This is a question that I’ve heard 50+ times over the past few years from a variety of companies that range in size and industry. It’s complex and there’s no easy answer but let me try my best to give some direction on this topic.

Let’s say that your company uses Salesforce and you use three of their products – Sales Cloud, Service Cloud and Mulesoft. Should you be doing an assessment on the company – Salesforce – or on each of the products that you use or the company AND the products?

I want to reference a Homeland Security (DHS) document entitled: Risk Management Fundamentals. In it, there are a few core principles that will guide me in my answer to this vendor risk topic. These principles are:

• Unity of Effort
• Transparency
• Adaptability
• Practicality
• Customization

These are all extremely worthwhile, but for this topic, adaptability is what stands out to me. In the “Adaptability” section, the author writes, “A changing world, filled with adaptive adversaries, increased interdependencies, and new technologies, necessitates security measures that are equally adaptable.”

When vendor risk is based on a set of dynamic inputs – how will you use a vendor and what is the nature of that vendor’s business – a company needs to be flexible and adaptable in how they approach their assessment.

For vendor risk management, you should never create a policy that has an unadaptable process given various vendors that you might do business with.

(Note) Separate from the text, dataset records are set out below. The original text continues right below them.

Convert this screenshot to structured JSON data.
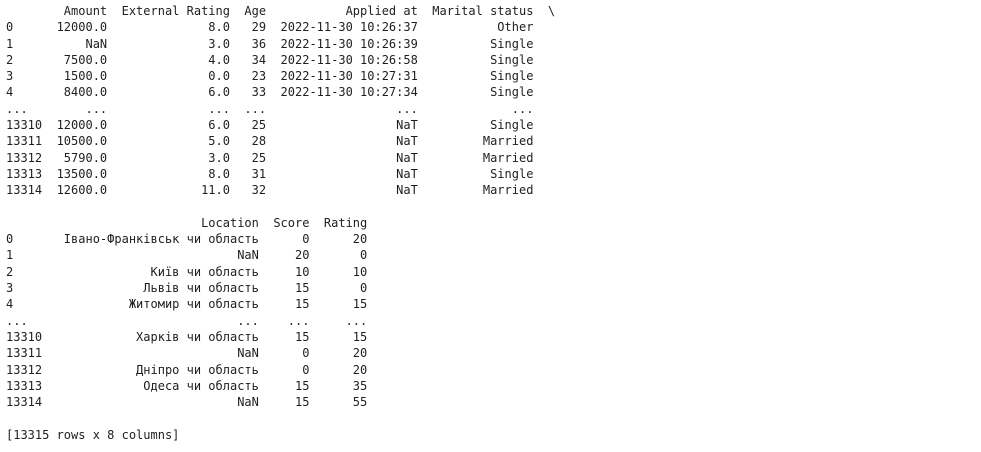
{
  "table1": {
    "header": [
      "",
      "Amount",
      "External Rating",
      "Age",
      "Applied at",
      "Marital status",
      "\\"
    ],
    "rows": [
      [
        "0",
        "12000.0",
        "8.0",
        "29",
        "2022-11-30 10:26:37",
        "Other"
      ],
      [
        "1",
        "NaN",
        "3.0",
        "36",
        "2022-11-30 10:26:39",
        "Single"
      ],
      [
        "2",
        "7500.0",
        "4.0",
        "34",
        "2022-11-30 10:26:58",
        "Single"
      ],
      [
        "3",
        "1500.0",
        "0.0",
        "23",
        "2022-11-30 10:27:31",
        "Single"
      ],
      [
        "4",
        "8400.0",
        "6.0",
        "33",
        "2022-11-30 10:27:34",
        "Single"
      ],
      [
        "...",
        "...",
        "...",
        "...",
        "...",
        "..."
      ],
      [
        "13310",
        "12000.0",
        "6.0",
        "25",
        "NaT",
        "Single"
      ],
      [
        "13311",
        "10500.0",
        "5.0",
        "28",
        "NaT",
        "Married"
      ],
      [
        "13312",
        "5790.0",
        "3.0",
        "25",
        "NaT",
        "Married"
      ],
      [
        "13313",
        "13500.0",
        "8.0",
        "31",
        "NaT",
        "Single"
      ],
      [
        "13314",
        "12600.0",
        "11.0",
        "32",
        "NaT",
        "Married"
      ]
    ]
  },
  "table2": {
    "header": [
      "",
      "Location",
      "Score",
      "Rating"
    ],
    "rows": [
      [
        "0",
        "Івано-Франківськ чи область",
        "0",
        "20"
      ],
      [
        "1",
        "NaN",
        "20",
        "0"
      ],
      [
        "2",
        "Київ чи область",
        "10",
        "10"
      ],
      [
        "3",
        "Львів чи область",
        "15",
        "0"
      ],
      [
        "4",
        "Житомир чи область",
        "15",
        "15"
      ],
      [
        "...",
        "...",
        "...",
        "..."
      ],
      [
        "13310",
        "Харків чи область",
        "15",
        "15"
      ],
      [
        "13311",
        "NaN",
        "0",
        "20"
      ],
      [
        "13312",
        "Дніпро чи область",
        "0",
        "20"
      ],
      [
        "13313",
        "Одеса чи область",
        "15",
        "35"
      ],
      [
        "13314",
        "NaN",
        "15",
        "55"
      ]
    ]
  },
  "summary": "[13315 rows x 8 columns]"
}
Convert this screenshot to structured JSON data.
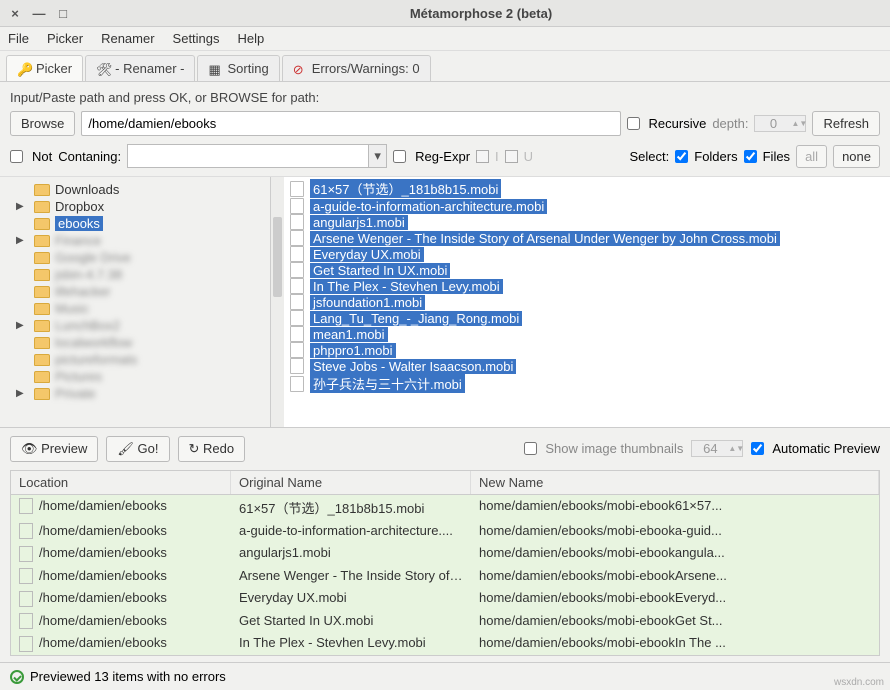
{
  "window": {
    "title": "Métamorphose 2 (beta)"
  },
  "menu": {
    "file": "File",
    "picker": "Picker",
    "renamer": "Renamer",
    "settings": "Settings",
    "help": "Help"
  },
  "tabs": {
    "picker": "Picker",
    "renamer": "- Renamer -",
    "sorting": "Sorting",
    "errors": "Errors/Warnings: 0"
  },
  "path": {
    "instruction": "Input/Paste path and press OK, or BROWSE for path:",
    "browse": "Browse",
    "value": "/home/damien/ebooks",
    "recursive": "Recursive",
    "depth_label": "depth:",
    "depth_value": "0",
    "refresh": "Refresh"
  },
  "filter": {
    "not": "Not",
    "containing": "Contaning:",
    "regexpr": "Reg-Expr",
    "i": "I",
    "u": "U",
    "select": "Select:",
    "folders": "Folders",
    "files": "Files",
    "all": "all",
    "none": "none"
  },
  "tree": {
    "items": [
      {
        "label": "Downloads",
        "expand": "",
        "blur": false,
        "sel": false
      },
      {
        "label": "Dropbox",
        "expand": "▶",
        "blur": false,
        "sel": false
      },
      {
        "label": "ebooks",
        "expand": "",
        "blur": false,
        "sel": true
      },
      {
        "label": "Finance",
        "expand": "▶",
        "blur": true,
        "sel": false
      },
      {
        "label": "Google Drive",
        "expand": "",
        "blur": true,
        "sel": false
      },
      {
        "label": "jsbin-4.7.38",
        "expand": "",
        "blur": true,
        "sel": false
      },
      {
        "label": "lifehacker",
        "expand": "",
        "blur": true,
        "sel": false
      },
      {
        "label": "Music",
        "expand": "",
        "blur": true,
        "sel": false
      },
      {
        "label": "LunchBox2",
        "expand": "▶",
        "blur": true,
        "sel": false
      },
      {
        "label": "localworkflow",
        "expand": "",
        "blur": true,
        "sel": false
      },
      {
        "label": "pictureformats",
        "expand": "",
        "blur": true,
        "sel": false
      },
      {
        "label": "Pictures",
        "expand": "",
        "blur": true,
        "sel": false
      },
      {
        "label": "Private",
        "expand": "▶",
        "blur": true,
        "sel": false
      }
    ]
  },
  "files": [
    "61×57（节选）_181b8b15.mobi",
    "a-guide-to-information-architecture.mobi",
    "angularjs1.mobi",
    "Arsene Wenger - The Inside Story of Arsenal Under Wenger by John Cross.mobi",
    "Everyday UX.mobi",
    "Get Started In UX.mobi",
    "In The Plex - Stevhen Levy.mobi",
    "jsfoundation1.mobi",
    "Lang_Tu_Teng_-_Jiang_Rong.mobi",
    "mean1.mobi",
    "phppro1.mobi",
    "Steve Jobs - Walter Isaacson.mobi",
    "孙子兵法与三十六计.mobi"
  ],
  "preview": {
    "preview": "Preview",
    "go": "Go!",
    "redo": "Redo",
    "thumbs": "Show image thumbnails",
    "thumbs_size": "64",
    "auto": "Automatic Preview"
  },
  "table": {
    "headers": {
      "location": "Location",
      "original": "Original Name",
      "newname": "New Name"
    },
    "rows": [
      {
        "loc": "/home/damien/ebooks",
        "orig": "61×57（节选）_181b8b15.mobi",
        "new": "home/damien/ebooks/mobi-ebook61×57..."
      },
      {
        "loc": "/home/damien/ebooks",
        "orig": "a-guide-to-information-architecture....",
        "new": "home/damien/ebooks/mobi-ebooka-guid..."
      },
      {
        "loc": "/home/damien/ebooks",
        "orig": "angularjs1.mobi",
        "new": "home/damien/ebooks/mobi-ebookangula..."
      },
      {
        "loc": "/home/damien/ebooks",
        "orig": "Arsene Wenger - The Inside Story of ...",
        "new": "home/damien/ebooks/mobi-ebookArsene..."
      },
      {
        "loc": "/home/damien/ebooks",
        "orig": "Everyday UX.mobi",
        "new": "home/damien/ebooks/mobi-ebookEveryd..."
      },
      {
        "loc": "/home/damien/ebooks",
        "orig": "Get Started In UX.mobi",
        "new": "home/damien/ebooks/mobi-ebookGet St..."
      },
      {
        "loc": "/home/damien/ebooks",
        "orig": "In The Plex - Stevhen Levy.mobi",
        "new": "home/damien/ebooks/mobi-ebookIn The ..."
      }
    ]
  },
  "status": {
    "text": "Previewed 13 items with no errors"
  },
  "watermark": "wsxdn.com"
}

Given the example above with Salesforce, if your entire business is run with the help of Mulesoft and Service Cloud but you determine Sales Cloud is less important, then I would absolutely make the determination to assess both Service Cloud and Mulesoft, and possibly even Salesforce as a business.

However, if Sales Cloud is the only essential part of your business, it might make sense to only assess Sales Cloud and not Service Cloud, Mulesoft or Salesforce.

There is no hard and fast rule of whether you should assess a company or a set of products but going back to the DHS document, the author writes: “DHS and its homeland security partners must be flexible in their approach to managing risk.” You should consider the necessity of flexibility for your vendor risk program given various vendor use case scenarios.